Petites et grandes nouvelles du monde de la finance : sociétés cotées, sicav, fonds, produits financiers,...
Une stratégie à 360 degrés ! Voilà comment TF1 définit son nouveau positionnement, celui d'un groupe média "multi-canal" (télévision, internet, etc). Pour l'heure, les chiffres du premier semestre montrent que la société reste très dépendante de la chaîne dont elle tire son nom : une vache à lait qui donne quelques signes d'essouflement.
Les chiffres de TF1 au premier trimestre avait sonné comme un coup de semonce, le géant de la télévision subissant sur la période une perte d'exploitation de 12 millions d'euros et parvenant de justesse à maintenir un résultat net symboliquement positif.
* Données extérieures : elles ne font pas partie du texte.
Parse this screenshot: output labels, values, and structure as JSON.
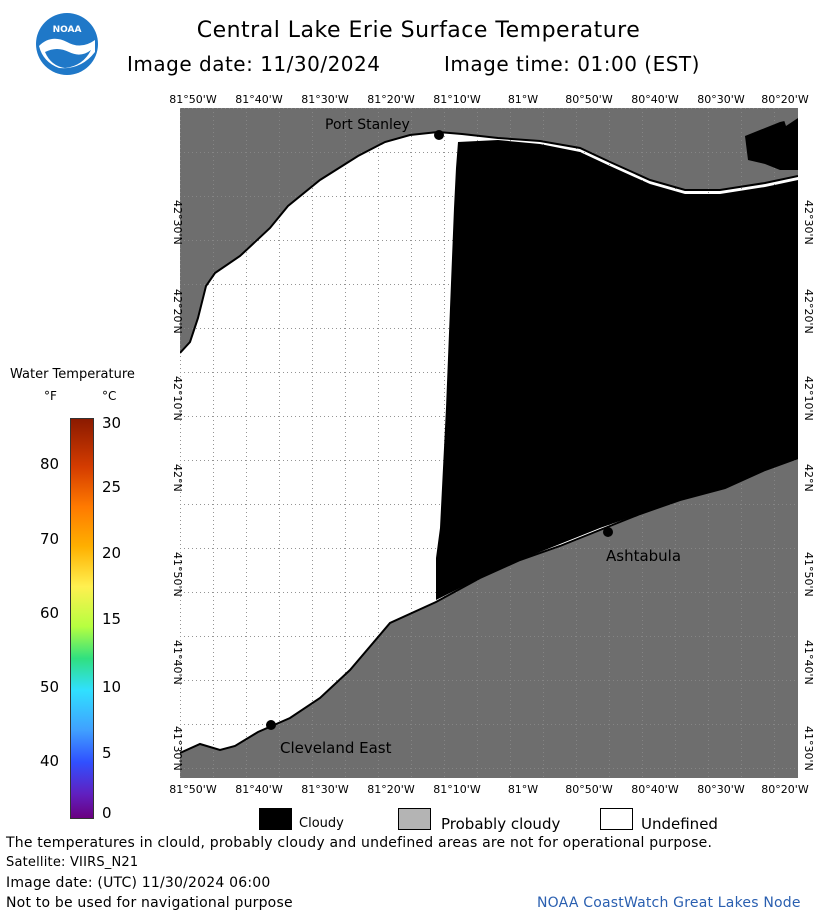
{
  "header": {
    "title": "Central Lake Erie Surface Temperature",
    "image_date": "Image date: 11/30/2024",
    "image_time": "Image time: 01:00 (EST)"
  },
  "logo": {
    "text": "NOAA"
  },
  "axes": {
    "longitude_labels": [
      "81°50'W",
      "81°40'W",
      "81°30'W",
      "81°20'W",
      "81°10'W",
      "81°W",
      "80°50'W",
      "80°40'W",
      "80°30'W",
      "80°20'W"
    ],
    "latitude_labels": [
      "42°30'N",
      "42°20'N",
      "42°10'N",
      "42°N",
      "41°50'N",
      "41°40'N",
      "41°30'N"
    ]
  },
  "places": {
    "port_stanley": "Port Stanley",
    "cleveland_east": "Cleveland East",
    "ashtabula": "Ashtabula"
  },
  "colorbar": {
    "title": "Water Temperature",
    "unit_f": "°F",
    "unit_c": "°C",
    "f_ticks": [
      "80",
      "70",
      "60",
      "50",
      "40"
    ],
    "c_ticks": [
      "30",
      "25",
      "20",
      "15",
      "10",
      "5",
      "0"
    ]
  },
  "legend": {
    "cloudy": "Cloudy",
    "probably_cloudy": "Probably cloudy",
    "undefined": "Undefined"
  },
  "colors": {
    "land": "#6e6e6e",
    "cloudy": "#000000",
    "probably_cloudy": "#b4b4b4",
    "undefined": "#ffffff"
  },
  "footer": {
    "note": "The temperatures in clould, probably cloudy and undefined areas are not for operational purpose.",
    "satellite": "Satellite: VIIRS_N21",
    "utc_date": "Image date: (UTC) 11/30/2024  06:00",
    "nav_warning": "Not to be used for navigational purpose",
    "credit": "NOAA CoastWatch Great Lakes Node"
  }
}
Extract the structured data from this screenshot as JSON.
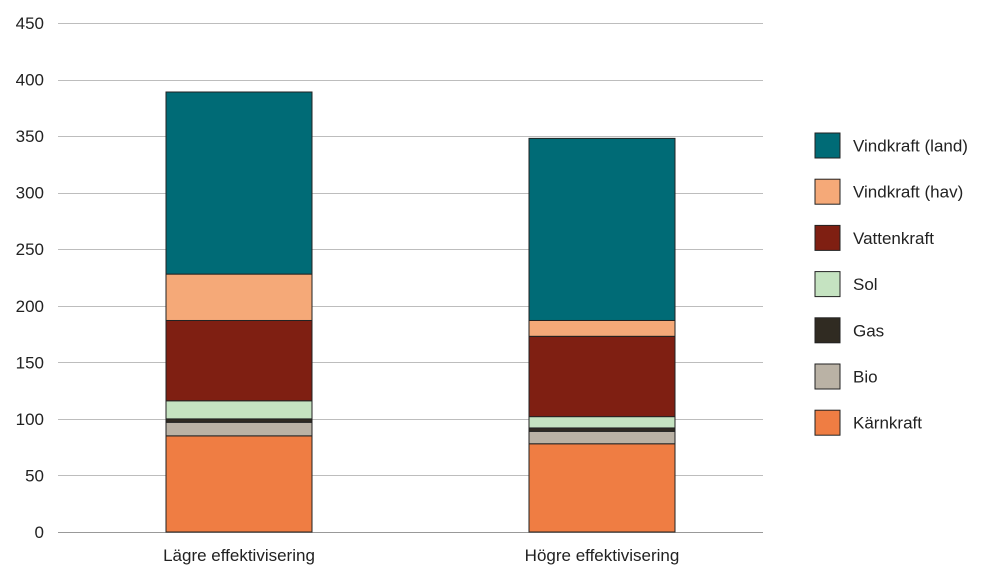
{
  "chart_data": {
    "type": "bar",
    "stacked": true,
    "categories": [
      "Lägre effektivisering",
      "Högre effektivisering"
    ],
    "ylim": [
      0,
      450
    ],
    "yticks": [
      0,
      50,
      100,
      150,
      200,
      250,
      300,
      350,
      400,
      450
    ],
    "grid": true,
    "legend_position": "right",
    "series": [
      {
        "name": "Kärnkraft",
        "color": "#ef7d43",
        "values": [
          85,
          78
        ]
      },
      {
        "name": "Bio",
        "color": "#bab2a5",
        "values": [
          12,
          11
        ]
      },
      {
        "name": "Gas",
        "color": "#302b22",
        "values": [
          3,
          3
        ]
      },
      {
        "name": "Sol",
        "color": "#c5e3c1",
        "values": [
          16,
          10
        ]
      },
      {
        "name": "Vattenkraft",
        "color": "#7f1f12",
        "values": [
          71,
          71
        ]
      },
      {
        "name": "Vindkraft (hav)",
        "color": "#f5a978",
        "values": [
          41,
          14
        ]
      },
      {
        "name": "Vindkraft (land)",
        "color": "#006b76",
        "values": [
          161,
          161
        ]
      }
    ],
    "legend_order": [
      "Vindkraft (land)",
      "Vindkraft (hav)",
      "Vattenkraft",
      "Sol",
      "Gas",
      "Bio",
      "Kärnkraft"
    ]
  }
}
A mi-année 2009, le tableau apparaît à peine moins sombre et montre un groupe souffrant doublement de la crise économique actuelle et de son immobilisme stratégique passé. Le chiffre d'affaires du premier semestre recule ainsi de 16%, à 1,13 miliard d'euros, et, dans ce métier marqué par l'importance des coûts fixes, cela se traduit par un recul beaucoup plus prononcé du bénéfice d'exploitation (-78%, à 38 millions d'euros) et du résultat net (-61%, à 49 millions).
Si le groupe a engagé depuis de nombreuses années un processus de diversification de ses activités, le chiffre d'affaires publicitaire de la chaîne TF1 reste sa principale manne financière. Il représente 687 millions d'euros sur le semestre (61% des revenus consolidés du groupe) et a nettement reculé (-23% en un an), ce qui explique le déclin violent de la rentabilité.
Le groupe pouvait espérer grapiller du chiffre d'affaires supplémentaires grâce à l'arrêt progressif de la publicité sur les chaînes du service public, mais il fait aujourd'hui le constat qu'il n'en est rien. Le responsable des malheurs de la "Une", c'est la télévision numérique terrestre (TNT), dont l'essor offre une alternative aux annonceurs. C'est vers ces chaînes plus ciblées que TF1 - et aux tarifs plus attrayants - qu'ils ont tendance à se tourner.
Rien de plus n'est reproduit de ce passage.